第76話 午後の攻防①

1944年8月7日


 午前12時から午後2時の間は日米両軍共に攻撃隊を発進させることが出来ずに戦闘に小康状態が訪れていたが、午後2時過ぎ、日米両軍は相次いで攻撃隊を発進させ、戦闘が再開した。


 日本軍は本日3回目、米軍は本日4回目の攻撃だ。


 現地時間午後3時25分、先に敵機動部隊を視界に捉えたのは日本軍攻撃隊だった。


「突撃態勢、目標敵『甲3』部隊」


 第3次攻撃隊の総指揮を務める「瑞鶴」艦爆隊長、大村蓮少佐は膝下全機に下令した。


 敵甲3部隊は1時間程前に機動部隊所属の「彩雲」が新たに発見した新手の機動部隊であり、空母3隻を擁していることが確認されている。


「艦戦隊空戦開始します!!」


「彗星」の機上レシーバーから報告が飛び込んで来た。


「了解!!」


 大村は力強い声で報告に対して返答した。


「指揮官機より全機へ。機体間隔を密にし、敵戦闘機の襲撃に備えよ」


 機動部隊各艦から出撃してきた「彗星」「天山」が部隊ごとに機体間隔を詰め始めた。敵戦闘機の襲撃に対して機銃の束で対抗しようとしているのだ。


 大村は今一度空域全体を見渡した。

 

 既に基地航空隊の零戦隊がF6Fと乱戦状態に突入しており、被弾した機体が1機、また1機と墜落していった。大村が見ている感じだと被弾・墜落していく機体は零戦側の方が少しだけ多いように感じられた。
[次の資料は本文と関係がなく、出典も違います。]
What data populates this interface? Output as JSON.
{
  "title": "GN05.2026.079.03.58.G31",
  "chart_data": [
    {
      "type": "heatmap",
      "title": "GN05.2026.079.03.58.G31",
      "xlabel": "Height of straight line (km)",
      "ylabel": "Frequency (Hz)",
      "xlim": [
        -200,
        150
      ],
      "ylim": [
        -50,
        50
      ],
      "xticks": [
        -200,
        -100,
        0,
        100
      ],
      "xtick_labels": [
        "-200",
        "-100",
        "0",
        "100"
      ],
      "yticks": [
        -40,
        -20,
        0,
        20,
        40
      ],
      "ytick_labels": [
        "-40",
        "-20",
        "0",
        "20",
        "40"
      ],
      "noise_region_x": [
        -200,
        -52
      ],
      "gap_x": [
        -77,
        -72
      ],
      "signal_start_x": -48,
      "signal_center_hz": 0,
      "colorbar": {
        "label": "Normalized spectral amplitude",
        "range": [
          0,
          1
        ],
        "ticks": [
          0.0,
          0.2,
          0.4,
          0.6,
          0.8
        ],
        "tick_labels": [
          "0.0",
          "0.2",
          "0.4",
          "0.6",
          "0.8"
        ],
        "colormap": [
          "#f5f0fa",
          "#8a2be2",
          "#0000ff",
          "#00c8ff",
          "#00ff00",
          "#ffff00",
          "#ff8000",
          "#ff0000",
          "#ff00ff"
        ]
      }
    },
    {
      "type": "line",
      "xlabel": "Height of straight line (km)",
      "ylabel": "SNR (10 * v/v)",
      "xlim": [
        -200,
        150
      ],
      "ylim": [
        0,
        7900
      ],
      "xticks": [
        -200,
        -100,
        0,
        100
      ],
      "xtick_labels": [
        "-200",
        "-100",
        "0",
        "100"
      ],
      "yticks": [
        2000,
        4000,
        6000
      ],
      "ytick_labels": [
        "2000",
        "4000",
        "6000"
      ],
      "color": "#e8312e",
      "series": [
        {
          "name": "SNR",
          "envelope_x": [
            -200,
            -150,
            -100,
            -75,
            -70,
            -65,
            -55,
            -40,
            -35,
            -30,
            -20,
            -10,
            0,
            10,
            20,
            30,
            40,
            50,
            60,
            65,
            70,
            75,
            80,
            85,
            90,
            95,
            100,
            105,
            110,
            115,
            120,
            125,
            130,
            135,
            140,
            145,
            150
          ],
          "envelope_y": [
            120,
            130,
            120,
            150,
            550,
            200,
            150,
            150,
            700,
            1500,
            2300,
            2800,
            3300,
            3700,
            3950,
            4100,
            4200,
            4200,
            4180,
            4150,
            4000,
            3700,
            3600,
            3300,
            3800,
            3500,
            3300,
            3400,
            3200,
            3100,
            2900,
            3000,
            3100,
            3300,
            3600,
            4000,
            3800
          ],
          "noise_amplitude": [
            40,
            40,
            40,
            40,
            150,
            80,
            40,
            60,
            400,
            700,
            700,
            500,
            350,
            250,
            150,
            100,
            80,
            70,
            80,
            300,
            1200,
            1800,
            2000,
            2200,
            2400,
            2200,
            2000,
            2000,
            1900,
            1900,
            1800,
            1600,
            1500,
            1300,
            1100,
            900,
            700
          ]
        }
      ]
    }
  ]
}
 しかし、零戦隊はこれまでの空戦で疲れが溜まっているにも関わらず、よく奮戦し、攻撃機の周りにも機動部隊の零戦が張り付いていたという事もあり、機動部隊発進の攻撃機に攻撃を仕掛けることが出来たF6Fは全体の1割程度の数に過ぎなかった。


 零戦隊の妨害をくぐり抜けて、決死の攻撃を仕掛けてきた10数機のF6Fは艦爆隊よりも鈍足な「天山」隊に襲いかかった。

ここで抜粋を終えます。